Will you be my answer now to everything?
Be my answer now to everything
So I feel less alone.

- Something to Believe by Cartel


Their first meeting is a lost tape filmed two and a half years ago when they first entered Hollywood Arts.

A tape that sits in the rather large cardboard box in front of Sikowitz's classroom labeled "Emotional Blackmail". The class eyes it warily, and their teacher looks at his audience, bemused and gleeful, like someone who knows a big, juicy secret. Like the drama teacher he is, he lets the tension in the room build before he does anything. Tori and Andre exchange looks and theories as to what the box really is full of; Robbie and Rex engage in a heated debate about how the former will react to 'emotional blackmail'; Cat claps her hands and yells, "Video tapes!"; Beck looks on passively; and, probably not taking it anymore, Jade hollers, "Get on with it!"

Sikowitz clears his throat and rubs his palms on what appear to be his pajama bottoms. He gestures to the box and smiles widely. "This," he says with a flourish, "Is a bunch of your old videotapes from when you guys were new to Hollywood Arts. I was… er… locked in the video archives late yesterday and I decided to be productive, so I sorted through all the old footage and found just the right ones to blackmail you with. I mean, show you in class, so you could see if there are points on which your younger self could have improved in.
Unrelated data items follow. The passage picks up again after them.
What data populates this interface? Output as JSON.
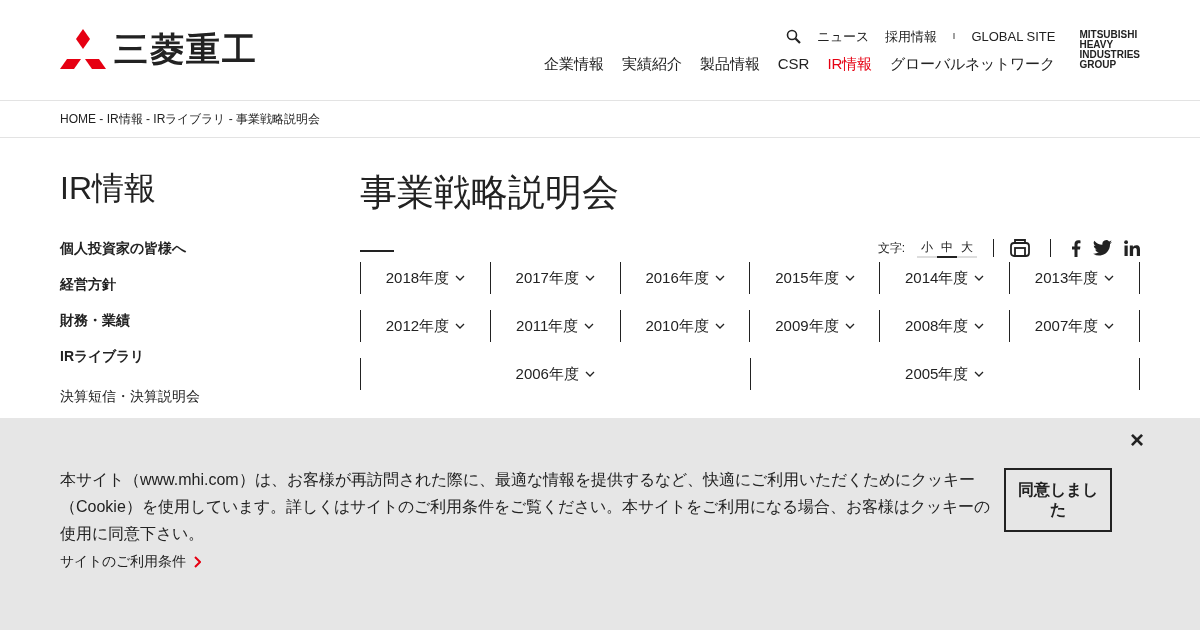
{
  "header": {
    "logo_text": "三菱重工",
    "utility_links": [
      {
        "label": "ニュース"
      },
      {
        "label": "採用情報"
      },
      {
        "label": "GLOBAL SITE"
      }
    ],
    "separator": "I",
    "nav": [
      {
        "label": "企業情報",
        "selected": false
      },
      {
        "label": "実績紹介",
        "selected": false
      },
      {
        "label": "製品情報",
        "selected": false
      },
      {
        "label": "CSR",
        "selected": false
      },
      {
        "label": "IR情報",
        "selected": true
      },
      {
        "label": "グローバルネットワーク",
        "selected": false
      }
    ],
    "group_logo": [
      "MITSUBISHI",
      "HEAVY",
      "INDUSTRIES",
      "GROUP"
    ]
  },
  "breadcrumb": "HOME - IR情報 - IRライブラリ - 事業戦略説明会",
  "sidebar": {
    "title": "IR情報",
    "items": [
      {
        "label": "個人投資家の皆様へ",
        "bold": true
      },
      {
        "label": "経営方針",
        "bold": true
      },
      {
        "label": "財務・業績",
        "bold": true
      },
      {
        "label": "IRライブラリ",
        "bold": true
      },
      {
        "label": "決算短信・決算説明会",
        "bold": false
      }
    ]
  },
  "main": {
    "title": "事業戦略説明会",
    "text_size": {
      "label": "文字:",
      "options": [
        {
          "label": "小",
          "selected": false
        },
        {
          "label": "中",
          "selected": true
        },
        {
          "label": "大",
          "selected": false
        }
      ]
    },
    "year_rows": [
      [
        "2018年度",
        "2017年度",
        "2016年度",
        "2015年度",
        "2014年度",
        "2013年度"
      ],
      [
        "2012年度",
        "2011年度",
        "2010年度",
        "2009年度",
        "2008年度",
        "2007年度"
      ],
      [
        "2006年度",
        "2005年度"
      ]
    ]
  },
  "cookie_banner": {
    "message": "本サイト（www.mhi.com）は、お客様が再訪問された際に、最適な情報を提供するなど、快適にご利用いただくためにクッキー（Cookie）を使用しています。詳しくはサイトのご利用条件をご覧ください。本サイトをご利用になる場合、お客様はクッキーの使用に同意下さい。",
    "link": "サイトのご利用条件",
    "accept": "同意しました",
    "close": "×"
  }
}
Who better to judge your work than yourself, huh?" His grin widens even more. It's evident he is infinitely proud of this idea. Unfortunately, his class only has half of the enthusiasm he does for the plan, because all it elicits from them is a groan. (Except from Tori, who is relatively new, and has no embarrassing two-year-old footage to worry about.)

As if he takes encouragement from the response, he hauls the TV out from the side and sets up an old tape player. "First video!" he says eagerly as he pulls out a random tape from the box. He pushes it into the player, and it takes a moment, but the video shows up onscreen, of Robbie and Rex eating alone in the little boys' room and Sikowitz coming to terrorize him – that is, provide him with an improv situation on the spot. "You and your puppet are in an argument about socks!" comes Sikowitz's prompt, and a much younger Robbie and Rex begin to squabble about unmatched, striped, and plaid socks.
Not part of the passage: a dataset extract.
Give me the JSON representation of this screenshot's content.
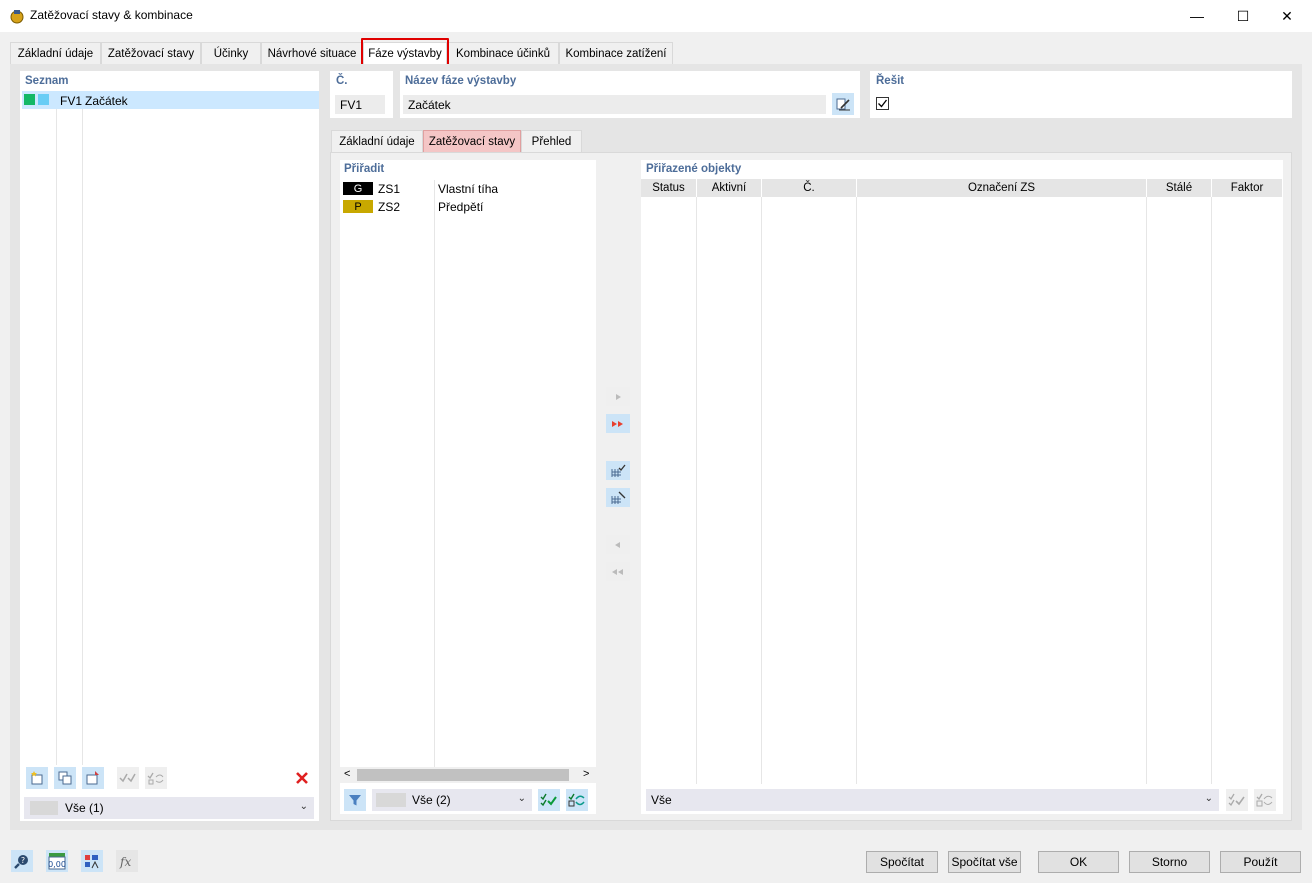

Jade cannot bring herself to pay too much attention; anything that involves a conversation about socks could hardly hold her interest for very long, compounded by the fact that it was Robbie delivering it. She finds picking at the chip in her black nail polish far more interesting, so she does that instead while Sikowitz pauses the video and grills Robbie on 'what he could have done better'. So far, the teacher's attempt to make actual use of the videos with which he terrorized unsuspecting Hollywood Arts newbies years ago seems to be working with everyone but her.

A few more boring videos are played, and then Sikowitz puts in another one. As before, Jade does not pay attention at first, before she hears a familiar line that strikes a chord in her memory. "Jade! Pick a random boy in the Asphalt Café and convince him you've liked him for a while, and ask him to go out with you!" Sikowitz's voice goes. She knows exactly why this improv scene was what he gave her. Two and a half years ago, she was the 'weird kid'. The loner. The girl who talked to no one. It was going to be a challenge to convince anyone she had a heart, much less that she had been liking them for a long time now and that she wanted to go out with them.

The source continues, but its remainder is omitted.